INFOGRAPHIC 26.8 WEIGHT-LOSS SURGERY SAVES LIVES
A multiyear study of obese people published in 2007 showed that those who underwent weight-loss surgery lost significantly more weight than those given only weight-loss counseling; there were also fewer deaths in the weight-loss group than in the counseling-only group.
SOURCE: Sjöström L., et al. (2007) Effects of bariatric surgery on mortality in Swedish obese subjects. New England Journal of Medicine 357:741–752.
After having gastric bypass, patients must reduce food portion size. Since her surgery, this patient can only comfortably eat about a half cup of food at Thanksgiving (plate on the left).

Even more encouraging to scientists is the finding that both major types of weight-loss surgery can reverse type 2 diabetes, a condition in which the body can no longer regulate blood-sugar levels and that over time can damage organs and nerves (see Milestone 7).
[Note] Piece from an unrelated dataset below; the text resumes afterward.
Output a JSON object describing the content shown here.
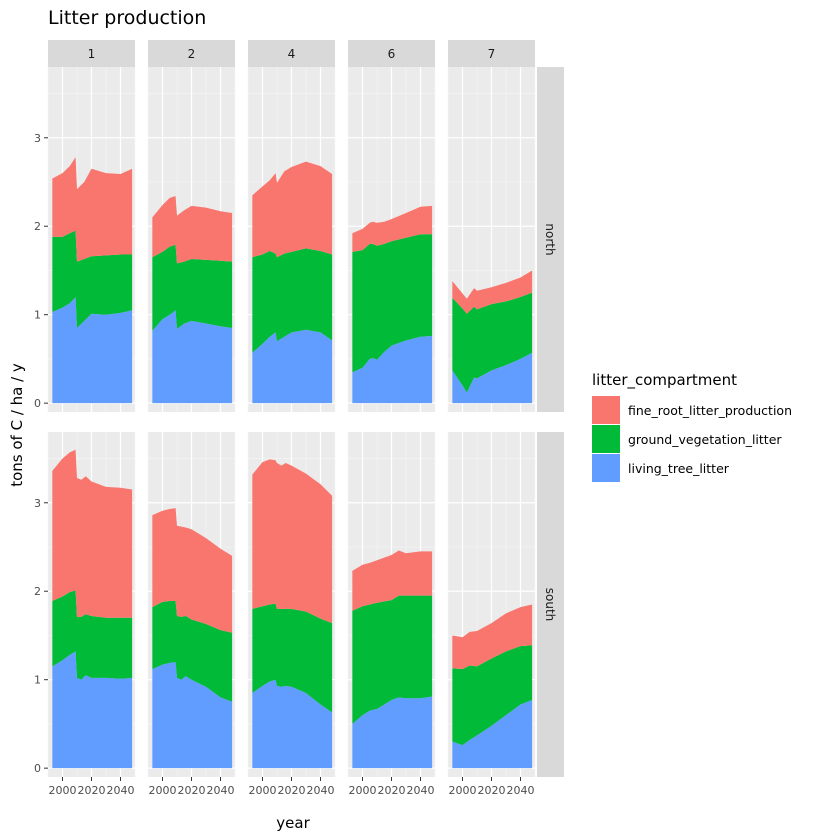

In 2004, a review in the Journal of the American Medical Association of 130 studies of more than 22,000 patients found that 77% of diabetics who have bariatric surgery are cured of diabetes and that 86% are either cured or have their symptoms improve. A 2012 study published in the New England Journal of Medicine showed that more than 75% of obese patients who had bariatric surgery achieved remission of their diabetes after 2 years compared to 0% of patients who had conventional medical therapy for diabetes.